Und wer nun glaubt, dass dies für die leidenschaftlichen italienischen Rennfans eine lange Wartezeit an, der sollte sich mal diese Statistik angucken: Der letzte italienische Sieger beim Heim-GP von Monza – Ludovico Scarfiotti vor 60 Jahren!
Der grosse Unterschied zwischen Scarfiotti 1966 und Antonelli 2026: Ludovico sass in einem Ferrari, Kimi sitzt in einem Mercedes.
Damit sind die Fans südlich der Alpen im Dilemma: Sollen sie ihr Ferrari anfeuern oder doch den Landsmann in einem Mercedes?
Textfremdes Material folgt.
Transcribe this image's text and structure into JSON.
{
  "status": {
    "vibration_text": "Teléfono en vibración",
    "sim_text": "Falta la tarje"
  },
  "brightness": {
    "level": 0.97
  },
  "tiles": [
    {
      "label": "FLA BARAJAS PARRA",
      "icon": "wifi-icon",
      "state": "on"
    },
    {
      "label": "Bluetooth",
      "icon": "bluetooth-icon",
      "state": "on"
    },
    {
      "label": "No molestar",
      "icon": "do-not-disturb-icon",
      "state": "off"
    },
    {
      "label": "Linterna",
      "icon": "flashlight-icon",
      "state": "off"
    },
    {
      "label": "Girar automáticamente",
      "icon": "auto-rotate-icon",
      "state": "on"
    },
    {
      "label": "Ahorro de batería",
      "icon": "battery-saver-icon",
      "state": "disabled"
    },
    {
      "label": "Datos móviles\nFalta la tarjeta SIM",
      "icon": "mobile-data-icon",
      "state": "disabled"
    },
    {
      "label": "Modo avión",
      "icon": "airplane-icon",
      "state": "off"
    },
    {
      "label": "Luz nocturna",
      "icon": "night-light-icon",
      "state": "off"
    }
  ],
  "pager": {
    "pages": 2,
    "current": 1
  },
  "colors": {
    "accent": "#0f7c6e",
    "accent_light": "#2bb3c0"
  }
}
Ich kann mich gut an eine Aussage des 256-fachen GP-Teilnehmers Riccardo Patrese erinnern. Es war 1983 beim Grossen Preis von San Marino in Imola. Patrese hatte sich im Brabham an den führenden Ferrari von Patrick Tambay herangepirscht und überholt den Franzosen in der 55. von 60 Runden. Dann aber rutschte er in der Variante Alte von der Bahn. Die Fans tobten vor Freude, denn nun lag wieder ein Ferrari vorne. Tambay gewann.
Patrese sagte nachher ernüchtert: «Als Italiener bist du im eigenen Land nichts wert, wenn du nicht in einem Ferrari sitzt.»
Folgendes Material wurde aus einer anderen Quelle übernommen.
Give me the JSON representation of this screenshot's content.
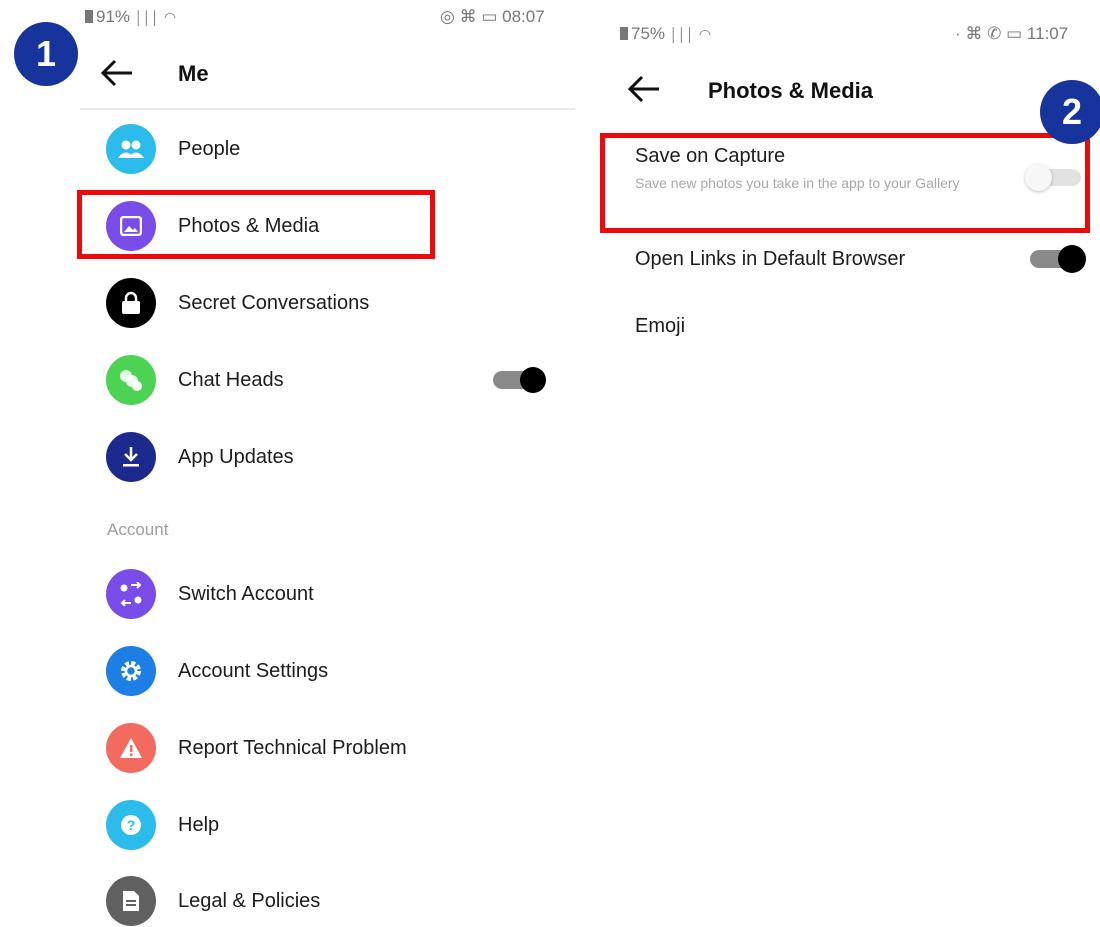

Antonelli lässt die Fans träumen, denn die einzigen beiden Formel-1-Weltmeister aus Italien – Nino Farina und Alberto Ascari in den 50er Jahren, gewissermassen in der Steinzeit der Formel 1. Farina gewann 1950, Ascari triumphierte 1952/1953.
Ein Monza-Sieg von Kimi Antonelli wird jedoch ein hartes Stück Arbeit: Der WM-Leader muss einen frischen Motor einbauen lassen, noch ist nicht ganz klar, ob es sich lediglich um einen neuen Verbrenner handelt (zehn Ränge zurück) oder um eine komplette Antriebseinheit (Start von ganz hinten).
Immer wieder fragen sich Tifosi: Wieso sitzt dieser Kimi Antonelli eigentlich nicht in einem Ferrari? Wer hat das verbockt?
Der frühere Ferrari-Chef Luca Cordero di Montezemolo stammt wie Kimi aus Bologna und hat festgehalten: «Es wurmt mich schon ein bisschen, ihn in einem Mercedes zu sehen. Ich würde ihn liebend gerne in einem Ferrari erleben.»
Aber wieso ist das eigentlich so? Hatte Ferrari bei der Talentsuche den jungen Kimi einfach übersehen? Oder hat da jemand geschlafen?
Montezemolo dazu bei Sky Italien: «Ich weiss, dass unser damaliger Sportdirektor Massimo Rivola die Absicht hatte, Antonelli unter Vertrag zu nehmen.»
Giovanni Minardi (Sohn von Rennstallgründer Giancarlo Minardi) hat gegenüber der Gazzetta dello Sport festgehalten: «Wir begannen früh damit, daran zu arbeiten, Kimi möglichst schnell in eine Nachwuchsförderung zu bringen. Wir sprachen sowohl mit Ferrari als auch mit Mercedes – es war wichtig, klug zu handeln und denjenigen Partner auszuwählen, der die grössten Garantien bieten konnte.»
Marco Antonelli, Papa von Kimi, hat dazu im Portal Formula Passion gesagt: «Kimi war elf Jahre alt und durfte bei Ferrari sogar den Simulator in Maranello ausprobieren – denselben, der für die Schüler der Fahrer-Akademie von Ferrari entwickelt worden war. Alles war vorbereitet, um meinen Sohn bei Ferrari unterzubringen.»
«Aber Maurizio Arrivabene, damals Chef der Rennabteilung, sagte letztlich, mein Sohn sei zu jung. Einige Monate später meldete sich Mercedes bei uns, und der Rest ist Geschichte.»